La confirmación de Kavanaugh representa una bofetada a todas las mujeres que vieron en Ford un ejemplo de su propia vulnerabilidad, maltratada y vejada por el poder y el privilegio de los hombres, y del valor de denunciarlo sin importar las consecuencias. Para añadir “insulto a la herida” (add insult to injury), se ignoró el testimonio de varias mujeres y sus confidentes, se aplaudió la burla del presidente de la memoria fragmentada de la injuriada, se impuso “por sus pantalones”, literal y simbólicamente, la voluntad de los once hombres blancos del comité de lo jurídico y de los portavoces del Partido Republicano en el pleno del Senado. La genuflexión de Flake y Manchin ante la maquinaria atroz del GOP, y la lastimosa traición de Susan Collins a sus constituyentes, fue la estocada final a un movimiento de resistencia que creyó, tal vez ingenuamente, que confirmar a Kavanaugh simbolizaba desechar aunque fuera la apariencia de imparcialidad en el máximo recinto donde prevalecía el imperio de la ley por sobre el imperio de los hombres, en este caso, descaradamente, en el sentido literal.

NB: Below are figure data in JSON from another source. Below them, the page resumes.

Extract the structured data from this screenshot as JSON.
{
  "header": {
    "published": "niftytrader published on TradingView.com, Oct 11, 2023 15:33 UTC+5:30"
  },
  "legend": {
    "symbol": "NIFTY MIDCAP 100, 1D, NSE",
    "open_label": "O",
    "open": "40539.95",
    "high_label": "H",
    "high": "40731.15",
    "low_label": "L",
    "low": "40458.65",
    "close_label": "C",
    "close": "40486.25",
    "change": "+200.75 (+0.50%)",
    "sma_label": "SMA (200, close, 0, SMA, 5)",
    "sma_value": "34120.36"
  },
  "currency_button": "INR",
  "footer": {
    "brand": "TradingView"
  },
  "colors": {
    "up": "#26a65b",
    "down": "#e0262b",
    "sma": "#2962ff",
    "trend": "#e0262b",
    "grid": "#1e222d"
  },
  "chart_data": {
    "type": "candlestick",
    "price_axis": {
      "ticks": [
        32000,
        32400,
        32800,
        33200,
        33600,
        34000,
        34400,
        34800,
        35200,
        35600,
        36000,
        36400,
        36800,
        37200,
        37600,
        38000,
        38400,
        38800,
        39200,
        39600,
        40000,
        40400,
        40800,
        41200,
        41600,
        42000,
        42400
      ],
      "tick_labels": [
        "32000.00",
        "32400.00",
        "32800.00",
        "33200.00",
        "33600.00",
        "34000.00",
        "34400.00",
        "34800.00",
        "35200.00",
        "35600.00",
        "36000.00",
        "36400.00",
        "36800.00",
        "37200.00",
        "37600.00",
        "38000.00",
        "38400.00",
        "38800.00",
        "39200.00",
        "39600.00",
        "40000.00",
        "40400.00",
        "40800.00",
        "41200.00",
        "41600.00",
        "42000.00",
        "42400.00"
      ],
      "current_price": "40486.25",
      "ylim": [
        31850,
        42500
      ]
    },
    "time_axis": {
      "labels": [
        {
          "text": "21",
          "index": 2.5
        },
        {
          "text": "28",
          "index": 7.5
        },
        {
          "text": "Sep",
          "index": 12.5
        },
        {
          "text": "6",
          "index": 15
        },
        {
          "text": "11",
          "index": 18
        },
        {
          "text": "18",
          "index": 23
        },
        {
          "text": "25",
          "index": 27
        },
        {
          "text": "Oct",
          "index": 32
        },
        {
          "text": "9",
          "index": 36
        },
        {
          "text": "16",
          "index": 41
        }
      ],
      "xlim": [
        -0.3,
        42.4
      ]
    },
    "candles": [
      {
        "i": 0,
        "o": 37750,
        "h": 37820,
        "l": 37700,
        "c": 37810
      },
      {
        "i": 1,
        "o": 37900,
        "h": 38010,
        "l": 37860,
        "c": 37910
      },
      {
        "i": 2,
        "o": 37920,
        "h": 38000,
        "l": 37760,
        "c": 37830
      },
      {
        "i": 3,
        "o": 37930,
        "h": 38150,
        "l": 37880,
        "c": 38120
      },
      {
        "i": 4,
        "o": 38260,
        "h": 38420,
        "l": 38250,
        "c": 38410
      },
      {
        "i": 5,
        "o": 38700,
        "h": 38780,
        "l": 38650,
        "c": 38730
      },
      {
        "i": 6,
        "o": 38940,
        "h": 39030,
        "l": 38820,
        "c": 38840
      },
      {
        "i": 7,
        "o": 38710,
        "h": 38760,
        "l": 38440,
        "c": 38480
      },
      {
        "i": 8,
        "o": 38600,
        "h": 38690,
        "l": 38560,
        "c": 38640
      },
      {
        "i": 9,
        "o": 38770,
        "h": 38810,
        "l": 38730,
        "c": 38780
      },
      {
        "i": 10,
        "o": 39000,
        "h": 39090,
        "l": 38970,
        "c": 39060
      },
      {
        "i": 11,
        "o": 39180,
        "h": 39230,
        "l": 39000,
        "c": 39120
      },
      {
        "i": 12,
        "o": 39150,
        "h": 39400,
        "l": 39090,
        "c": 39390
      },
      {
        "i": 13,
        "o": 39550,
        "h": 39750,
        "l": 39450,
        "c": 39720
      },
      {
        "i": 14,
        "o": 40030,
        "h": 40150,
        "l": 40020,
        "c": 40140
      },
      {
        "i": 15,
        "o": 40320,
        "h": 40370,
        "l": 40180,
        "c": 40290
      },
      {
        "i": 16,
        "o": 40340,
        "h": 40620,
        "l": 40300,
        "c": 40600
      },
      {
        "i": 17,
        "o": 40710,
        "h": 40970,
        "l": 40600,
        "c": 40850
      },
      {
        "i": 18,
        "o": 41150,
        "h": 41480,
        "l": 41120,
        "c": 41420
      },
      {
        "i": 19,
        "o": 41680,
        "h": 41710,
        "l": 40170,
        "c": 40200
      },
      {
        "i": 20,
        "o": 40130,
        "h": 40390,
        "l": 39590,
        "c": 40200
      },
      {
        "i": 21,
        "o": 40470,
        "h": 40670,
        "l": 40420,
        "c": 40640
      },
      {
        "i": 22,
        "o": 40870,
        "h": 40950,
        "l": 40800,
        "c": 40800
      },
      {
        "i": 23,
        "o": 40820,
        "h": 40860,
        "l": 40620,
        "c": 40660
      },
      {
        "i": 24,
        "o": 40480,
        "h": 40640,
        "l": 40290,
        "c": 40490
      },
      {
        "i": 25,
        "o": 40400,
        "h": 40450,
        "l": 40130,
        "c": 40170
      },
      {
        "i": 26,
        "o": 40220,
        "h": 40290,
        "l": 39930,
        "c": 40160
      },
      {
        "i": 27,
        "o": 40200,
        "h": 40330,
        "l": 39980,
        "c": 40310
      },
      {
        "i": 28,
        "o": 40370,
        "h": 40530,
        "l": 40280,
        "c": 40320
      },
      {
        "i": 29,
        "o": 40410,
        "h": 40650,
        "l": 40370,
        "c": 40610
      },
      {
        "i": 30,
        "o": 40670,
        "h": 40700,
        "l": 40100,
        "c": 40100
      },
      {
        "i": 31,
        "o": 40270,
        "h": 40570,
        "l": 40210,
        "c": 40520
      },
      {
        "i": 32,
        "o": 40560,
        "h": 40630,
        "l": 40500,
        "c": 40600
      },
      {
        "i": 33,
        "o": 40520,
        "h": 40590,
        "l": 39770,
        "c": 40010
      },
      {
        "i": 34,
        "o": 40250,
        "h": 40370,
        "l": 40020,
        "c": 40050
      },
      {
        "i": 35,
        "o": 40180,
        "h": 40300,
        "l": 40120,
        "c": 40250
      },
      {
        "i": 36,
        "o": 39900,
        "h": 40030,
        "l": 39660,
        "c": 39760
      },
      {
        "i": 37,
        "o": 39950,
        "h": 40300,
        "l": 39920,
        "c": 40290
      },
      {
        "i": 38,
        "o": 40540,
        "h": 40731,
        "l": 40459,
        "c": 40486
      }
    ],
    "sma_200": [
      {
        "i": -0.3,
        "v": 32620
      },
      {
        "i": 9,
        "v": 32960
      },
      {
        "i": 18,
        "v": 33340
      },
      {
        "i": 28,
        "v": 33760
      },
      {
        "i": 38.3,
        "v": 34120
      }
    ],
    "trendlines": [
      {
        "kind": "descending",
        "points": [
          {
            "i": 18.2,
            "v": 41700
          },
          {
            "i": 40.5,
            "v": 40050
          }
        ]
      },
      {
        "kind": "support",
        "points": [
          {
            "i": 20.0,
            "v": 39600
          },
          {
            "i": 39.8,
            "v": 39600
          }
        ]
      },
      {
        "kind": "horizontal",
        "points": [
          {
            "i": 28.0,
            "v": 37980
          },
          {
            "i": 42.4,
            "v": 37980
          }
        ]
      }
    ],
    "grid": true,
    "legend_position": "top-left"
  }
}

Los eventos de esta semana me han dado duro. Las traiciones que conocemos de los gobiernos a sus discursos de democracia, justicia y equidad, privilegiando como siempre al vil metal por sobre nuestra humanidad, cada vez parecen generalizarse más, predominar más, renunciar más a un mundo hecho a imagen y semejanza de los valores que se profesan en vez de a las prácticas de quienes los violan impunemente. Vemos el giro hacia el totalitarismo en gran parte de Europa, el autoritarismo en las democracias de nuevo cuño en las naciones post-coloniales en Asia, África y Latinoamérica, el doble discurso de las izquierdas que terminan replicando los patrones de conducta de quienes derrotaron y el hipócrita discurso anti-izquierda de quienes ya no se ocultan para revelar sus intenciones: el enriquecimiento personal cueste lo que cueste, que usualmente es el salario y el bienestar de sus propios conciudadanos, de los ciudadanos de un mundo que se globaliza como nueva estrategia de colonización sin armas, a menos que resulte inevitable.
No es de extrañar que en nuestro paisito ya nadie abriga la esperanza de cambio. Los cabros se han adueñado del sembradío de las lechugas y el resto de nosotros sentimos que ningún partido es capaz de revertir la entrega del país a los políticos de carrera que, sin credenciales, compromiso, ni pudor, se acomodan como los mercaderes del templo a esperar que llegue el maná del norte para distribuírselo con muy poco disimulo.
No es de extrañar que tantos se estén yendo a ese norte que se acaba de colocar la pistola del totalitarismo en la sien y amenaza con disparar si protestamos demasiado. No es de extrañar que tantos de nosotros que tenemos hijos allá o, preferíamos que en Europa —a manera de esperanza civilizada ante la degradación de la vida civil de los EEUU— les decimos que se queden por allá, que acá no tienen nada que buscar, que esto va de mal en peor y que no hay quien lo arregle, no hay en quien creer, que no hay cómo darle respiración artificial a la esperanza.
Los eventos de esta semana me han dado duro. Pero prefiero desahogarme y comenzar de nuevo, alertando a mis estudiantes, provocando a mis amistades, denunciando a quienes no les importa la desgracia ajena. Por eso escribo. De esta forma no me rindo. Así me consuelo pensando que quien me lea comparta la ilusión, el anhelo, el deseo de que el mundo de nuestros nietos sea mejor que el nuestro y aun el de nuestros hijos.
De la esperanza vive el cautivo y hoy me siento cautivo de la esperanza.